As Nicholas reveals, for organizations just beginning their journey, the first step isn’t buying tools or engaging auditors. It’s understanding data. Where does controlled information exist? How does it flow through your systems? Who touches it and where does it reside?

Compliance follows the data, and without a clear map, every other effort is guesswork.

The Bottom Line

Cybersecurity in the defense sector is entering a new phase that is defined, first and foremost, by accountability.

The organizations that will thrive are those that move beyond viewing compliance as a burden and start treating it as a capability. Because in the modern DIB, security isn’t just about passing an audit. It’s about staying in the game for the long haul.

FAQs:

1. What is CMMC, and why is it important?

CMMC (Cybersecurity Maturity Model Certification) is a cybersecurity framework required for companies working with the U.S. Department of Defense. It ensures organizations properly protect sensitive government data.

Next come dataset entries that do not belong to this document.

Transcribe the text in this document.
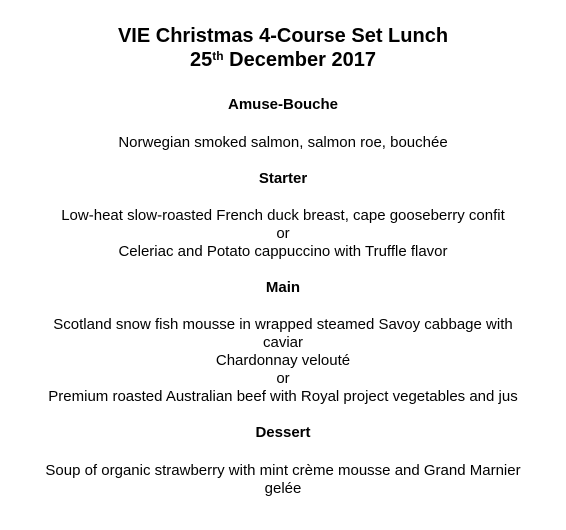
VIE Christmas 4-Course Set Lunch
25th December 2017
Amuse-Bouche
Norwegian smoked salmon, salmon roe, bouchée
Starter
Low-heat slow-roasted French duck breast, cape gooseberry confit
or
Celeriac and Potato cappuccino with Truffle flavor
Main
Scotland snow fish mousse in wrapped steamed Savoy cabbage with
caviar
Chardonnay velouté
or
Premium roasted Australian beef with Royal project vegetables and jus
Dessert
Soup of organic strawberry with mint crème mousse and Grand Marnier
gelée
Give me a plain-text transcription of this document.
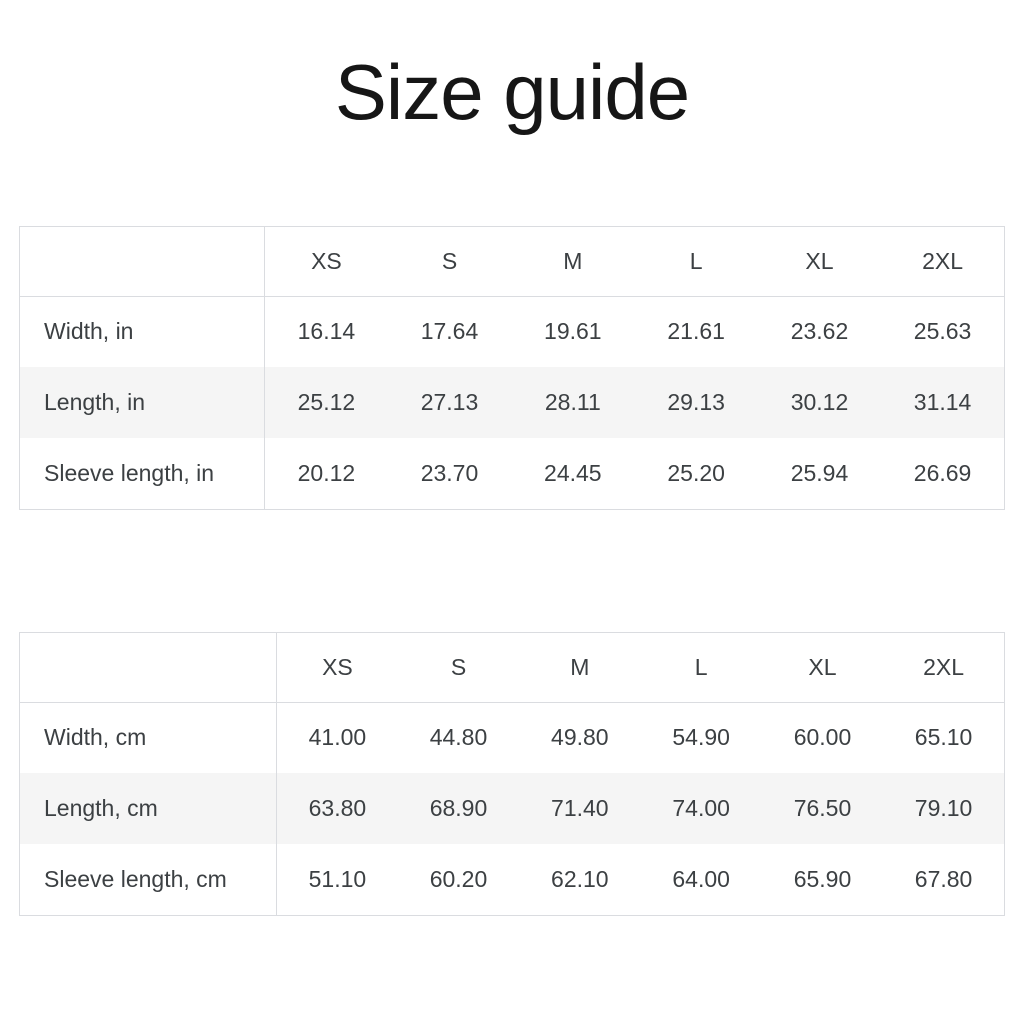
Size guide
	XS	S	M	L	XL	2XL
Width, in	16.14	17.64	19.61	21.61	23.62	25.63
Length, in	25.12	27.13	28.11	29.13	30.12	31.14
Sleeve length, in	20.12	23.70	24.45	25.20	25.94	26.69
	XS	S	M	L	XL	2XL
Width, cm	41.00	44.80	49.80	54.90	60.00	65.10
Length, cm	63.80	68.90	71.40	74.00	76.50	79.10
Sleeve length, cm	51.10	60.20	62.10	64.00	65.90	67.80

2. Do small businesses need to comply with CMMC?

Yes. Many small and mid-sized businesses in the defense supply chain must comply even if they only provide materials, software, or services indirectly to government contractors.

3. How long does it take to become CMMC compliant?

For most companies, preparation can take 12–18 months depending on existing security practices and readiness before the formal audit process.

4. Can companies self-attest for CMMC compliance?

Only partially. Level 1 allows self-attestation, but Level 2 requires a third-party audit to achieve full certification.

5. Is compliance finished once you pass the CMMC audit?

Contrary to popular belief, no. Companies must maintain ongoing security practices, perform regular reviews and complete periodic reassessments to keep their certification.

6. Why do many companies struggle with CMMC compliance?

Many underestimate the effort involved and treat it as a checklist rather than a company-wide security initiative that requires continuous monitoring and documentation.